I hadn't even considered that the crystal would be a possibility but will also try removing that. It's just a standard ABS07-32.768KHZ-7-T plus caps, across IO15/IO16. (I use the crystal because I need my calendar-clock and ms timer both to advance accurately while potentially sleeping for hours or days,)

I will create a minimal project that can be shared.

In the meantime, it would be helpful if you can answer the question I was asking about firmware. I have been focused on hardware sources of leakage because I have been assuming that esp-idf knows what it is doing and is 'complete' in its powerdown. Assuming that all pins were disconnected except 32K crystal, and assuming the basic structure below, is there *anything* I need to do in *software* to disable drivers or power domains in order to achieve the 8uA target?

Or, conversely, are you confident that esp_deep_sleep_start() itself disables all internal peripherals?

To be super clear, these drivers are loaded and enabled at the moment of entering deep sleep: PSRAM and Flash, WiFi/LwIP, I2C units 0 (master) and 1 (slave), UART units 0 and 1, either JTAG or TinyUSB, RNG, ADC on a voltage measurement pin with a 4M/6M divider, WDT, and (obviously) 32Khz RTC and RTC RAM. IO0 and EN both remain pulled up to 3V3 under the assumption that these are not problematic. I have done RTC gpio isolate on the other strapping pins (which are NC) as a cautious measure.

If your experience dictates that I can have absolute confidence in the fact that esp_deep_sleep_start is complete in its shutdown of internal functions and power domains without my software needing to cooperatively unwind things, I will proceed to get out the microscope and soldering iron.

Thanks for your guidance.

##

// Enable RTC pin power domain
esp_sleep_pd_config(ESP_PD_DOMAIN_RTC_PERIPH, ESP_PD_OPTION_ON);

// Enable ext1 for wake-up on select RTC GPIO pins
esp_sleep_enable_ext1_wakeup(wakeupLowToHighPins, ESP_EXT1_WAKEUP_ANY_HIGH);

// Isolate and set pins to hold LOW to keep peripherals powered off
<omitted for brevity>

// Enable the timer wakeup
esperr = esp_sleep_enable_timer_wakeup(timeoutSecs * 1000000);
if (esperr != ESP_OK) {
return false;
}

// Enter deep sleep
esp_deep_sleep_start();

##

boarchuz
Posts: 601
Joined: Tue Aug 21, 2018 5:28 am

Re: the hunt for esp32-s3 deep sleep current leakage

Postby boarchuz » Fri Feb 17, 2023 1:55 pm

Yes, you should be able to achieve the specified deep sleep current.

An external RTC crystal will increase this, however.
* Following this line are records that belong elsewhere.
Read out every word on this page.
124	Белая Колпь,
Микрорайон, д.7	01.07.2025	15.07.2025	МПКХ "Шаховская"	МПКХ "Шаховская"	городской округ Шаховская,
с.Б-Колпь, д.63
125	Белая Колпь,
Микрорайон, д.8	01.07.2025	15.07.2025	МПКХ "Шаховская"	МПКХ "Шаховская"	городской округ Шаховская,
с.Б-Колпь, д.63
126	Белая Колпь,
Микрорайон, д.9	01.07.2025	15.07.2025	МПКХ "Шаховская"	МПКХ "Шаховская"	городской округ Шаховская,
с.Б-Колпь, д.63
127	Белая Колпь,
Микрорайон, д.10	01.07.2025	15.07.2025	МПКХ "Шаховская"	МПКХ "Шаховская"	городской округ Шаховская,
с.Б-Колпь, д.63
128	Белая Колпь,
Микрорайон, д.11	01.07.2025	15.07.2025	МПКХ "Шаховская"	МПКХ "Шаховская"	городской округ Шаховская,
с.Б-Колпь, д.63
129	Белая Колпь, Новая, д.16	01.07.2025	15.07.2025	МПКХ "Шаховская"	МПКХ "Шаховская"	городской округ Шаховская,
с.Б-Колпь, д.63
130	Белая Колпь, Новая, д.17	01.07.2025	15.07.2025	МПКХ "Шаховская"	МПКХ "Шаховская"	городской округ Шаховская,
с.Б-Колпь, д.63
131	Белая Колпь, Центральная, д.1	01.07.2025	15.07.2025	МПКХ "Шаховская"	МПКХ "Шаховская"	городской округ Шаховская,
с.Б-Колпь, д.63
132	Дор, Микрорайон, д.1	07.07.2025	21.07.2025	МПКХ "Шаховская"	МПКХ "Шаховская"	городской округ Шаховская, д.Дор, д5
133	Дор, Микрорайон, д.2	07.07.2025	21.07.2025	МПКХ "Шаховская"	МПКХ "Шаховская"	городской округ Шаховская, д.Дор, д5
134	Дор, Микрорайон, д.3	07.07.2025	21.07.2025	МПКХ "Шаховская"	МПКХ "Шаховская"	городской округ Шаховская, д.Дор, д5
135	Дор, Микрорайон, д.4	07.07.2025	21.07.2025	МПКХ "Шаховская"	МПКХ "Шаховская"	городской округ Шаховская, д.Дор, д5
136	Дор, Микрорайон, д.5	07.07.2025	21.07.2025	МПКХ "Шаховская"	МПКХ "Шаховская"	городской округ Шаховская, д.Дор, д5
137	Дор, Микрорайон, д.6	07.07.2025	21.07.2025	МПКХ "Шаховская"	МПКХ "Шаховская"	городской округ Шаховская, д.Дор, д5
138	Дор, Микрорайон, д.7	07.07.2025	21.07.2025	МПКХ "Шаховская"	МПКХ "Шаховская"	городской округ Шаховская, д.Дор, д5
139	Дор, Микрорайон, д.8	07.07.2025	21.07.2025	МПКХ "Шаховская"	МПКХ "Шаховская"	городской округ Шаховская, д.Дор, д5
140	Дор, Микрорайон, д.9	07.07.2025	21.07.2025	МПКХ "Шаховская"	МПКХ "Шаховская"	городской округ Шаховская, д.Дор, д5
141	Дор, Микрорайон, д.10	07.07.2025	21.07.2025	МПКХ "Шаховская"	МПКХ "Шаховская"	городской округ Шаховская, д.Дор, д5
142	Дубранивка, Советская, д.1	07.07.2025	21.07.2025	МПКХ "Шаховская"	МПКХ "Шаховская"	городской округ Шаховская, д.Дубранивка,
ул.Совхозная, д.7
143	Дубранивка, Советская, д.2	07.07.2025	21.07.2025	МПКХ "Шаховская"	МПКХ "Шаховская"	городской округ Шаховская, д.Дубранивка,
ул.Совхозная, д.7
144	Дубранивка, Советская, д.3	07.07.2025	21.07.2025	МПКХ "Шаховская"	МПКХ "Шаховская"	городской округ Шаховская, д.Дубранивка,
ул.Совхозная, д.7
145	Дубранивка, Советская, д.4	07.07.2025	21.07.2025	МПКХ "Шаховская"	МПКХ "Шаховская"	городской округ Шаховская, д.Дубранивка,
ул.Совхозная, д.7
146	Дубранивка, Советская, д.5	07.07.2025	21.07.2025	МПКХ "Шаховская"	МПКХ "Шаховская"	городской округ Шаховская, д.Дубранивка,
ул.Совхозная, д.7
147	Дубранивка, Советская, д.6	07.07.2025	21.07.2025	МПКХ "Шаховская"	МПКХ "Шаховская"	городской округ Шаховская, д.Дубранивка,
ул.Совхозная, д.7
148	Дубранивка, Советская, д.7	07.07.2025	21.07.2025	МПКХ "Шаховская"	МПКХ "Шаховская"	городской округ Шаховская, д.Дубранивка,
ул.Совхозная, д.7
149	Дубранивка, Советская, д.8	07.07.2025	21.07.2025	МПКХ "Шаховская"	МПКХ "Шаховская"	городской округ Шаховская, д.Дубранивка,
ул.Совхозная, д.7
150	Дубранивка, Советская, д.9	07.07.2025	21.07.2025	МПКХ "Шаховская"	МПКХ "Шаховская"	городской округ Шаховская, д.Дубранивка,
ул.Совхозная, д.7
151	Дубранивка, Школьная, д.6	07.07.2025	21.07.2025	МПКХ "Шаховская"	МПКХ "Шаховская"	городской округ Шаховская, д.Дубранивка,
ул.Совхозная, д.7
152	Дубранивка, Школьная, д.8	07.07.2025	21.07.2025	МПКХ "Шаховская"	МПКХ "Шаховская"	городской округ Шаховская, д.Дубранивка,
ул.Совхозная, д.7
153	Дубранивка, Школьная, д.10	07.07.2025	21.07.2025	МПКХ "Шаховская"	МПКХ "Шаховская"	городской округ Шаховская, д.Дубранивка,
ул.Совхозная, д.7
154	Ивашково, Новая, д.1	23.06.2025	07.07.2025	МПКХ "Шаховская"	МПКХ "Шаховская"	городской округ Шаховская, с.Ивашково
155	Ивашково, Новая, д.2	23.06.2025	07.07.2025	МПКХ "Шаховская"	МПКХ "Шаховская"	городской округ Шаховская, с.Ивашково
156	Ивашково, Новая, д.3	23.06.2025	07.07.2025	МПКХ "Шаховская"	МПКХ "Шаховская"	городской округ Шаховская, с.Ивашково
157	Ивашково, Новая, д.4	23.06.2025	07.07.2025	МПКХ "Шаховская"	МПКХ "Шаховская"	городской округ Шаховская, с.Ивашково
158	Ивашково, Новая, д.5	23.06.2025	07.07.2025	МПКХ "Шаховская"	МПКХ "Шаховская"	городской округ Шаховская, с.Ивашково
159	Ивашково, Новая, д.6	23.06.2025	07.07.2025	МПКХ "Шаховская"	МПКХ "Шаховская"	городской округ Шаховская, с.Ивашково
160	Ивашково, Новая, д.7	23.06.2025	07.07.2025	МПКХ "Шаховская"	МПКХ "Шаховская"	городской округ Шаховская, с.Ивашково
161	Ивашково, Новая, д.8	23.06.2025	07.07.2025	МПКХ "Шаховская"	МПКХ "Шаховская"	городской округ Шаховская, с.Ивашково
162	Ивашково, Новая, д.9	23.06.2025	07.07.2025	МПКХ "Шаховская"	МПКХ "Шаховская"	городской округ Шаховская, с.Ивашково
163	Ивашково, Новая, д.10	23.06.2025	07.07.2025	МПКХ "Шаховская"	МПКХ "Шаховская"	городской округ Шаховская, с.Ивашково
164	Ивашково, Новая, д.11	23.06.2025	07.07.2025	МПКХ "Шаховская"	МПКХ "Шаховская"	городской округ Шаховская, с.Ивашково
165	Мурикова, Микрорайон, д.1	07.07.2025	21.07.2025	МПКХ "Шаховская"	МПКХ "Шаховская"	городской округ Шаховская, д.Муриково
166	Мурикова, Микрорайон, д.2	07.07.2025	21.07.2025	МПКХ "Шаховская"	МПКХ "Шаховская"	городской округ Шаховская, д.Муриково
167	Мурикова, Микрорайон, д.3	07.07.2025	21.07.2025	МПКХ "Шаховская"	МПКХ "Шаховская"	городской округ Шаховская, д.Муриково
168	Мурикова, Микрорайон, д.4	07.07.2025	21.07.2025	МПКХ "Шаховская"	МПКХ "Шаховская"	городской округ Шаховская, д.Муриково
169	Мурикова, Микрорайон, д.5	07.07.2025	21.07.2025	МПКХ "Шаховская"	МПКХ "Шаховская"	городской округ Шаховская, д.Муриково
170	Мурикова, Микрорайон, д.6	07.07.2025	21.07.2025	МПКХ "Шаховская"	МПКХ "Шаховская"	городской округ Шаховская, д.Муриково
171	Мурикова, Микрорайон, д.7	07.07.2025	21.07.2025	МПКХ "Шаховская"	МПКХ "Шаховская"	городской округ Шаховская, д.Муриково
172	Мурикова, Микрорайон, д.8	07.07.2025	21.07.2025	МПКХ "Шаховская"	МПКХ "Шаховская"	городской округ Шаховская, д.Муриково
I've never used one so I don't know by how much exactly. There's a good chance this is the culprit, at least partially.

Yes, ESP-IDF will power down everything possible automatically upon entering deep sleep. You're not missing anything in software.

rozzie
Posts: 12
Joined: Sat Sep 05, 2020 4:57 pm

Re: the hunt for esp32-s3 deep sleep current leakage

Postby rozzie » Fri Feb 17, 2023 6:06 pm

Good news: I found the issue.

Bad news which should probably be paid attention to by Espressif engineers: it's arguably a bug in esp_deep_sleep_start().

By reduction, I found that this was the line of code that caused the sleep current to increase to 995µA. (I'd previously reported 970, but it was an error in my notes.)

Code: Select all

    adc_oneshot_unit_init_cfg_t init_config = { .unit_id = ADC_UNIT_1 };
    esperr = adc_oneshot_new_unit(&init_config, &adc_handle);
And so, just before the call to esp_deep_sleep_start(), I added:

Code: Select all

adc_oneshot_del_unit(adc_handle);
Now, during the deep sleep, the current is measured at 14.4µA, which is close enough to my 10µA budget for now.

Quite a relief to have found this. Thanks for your time.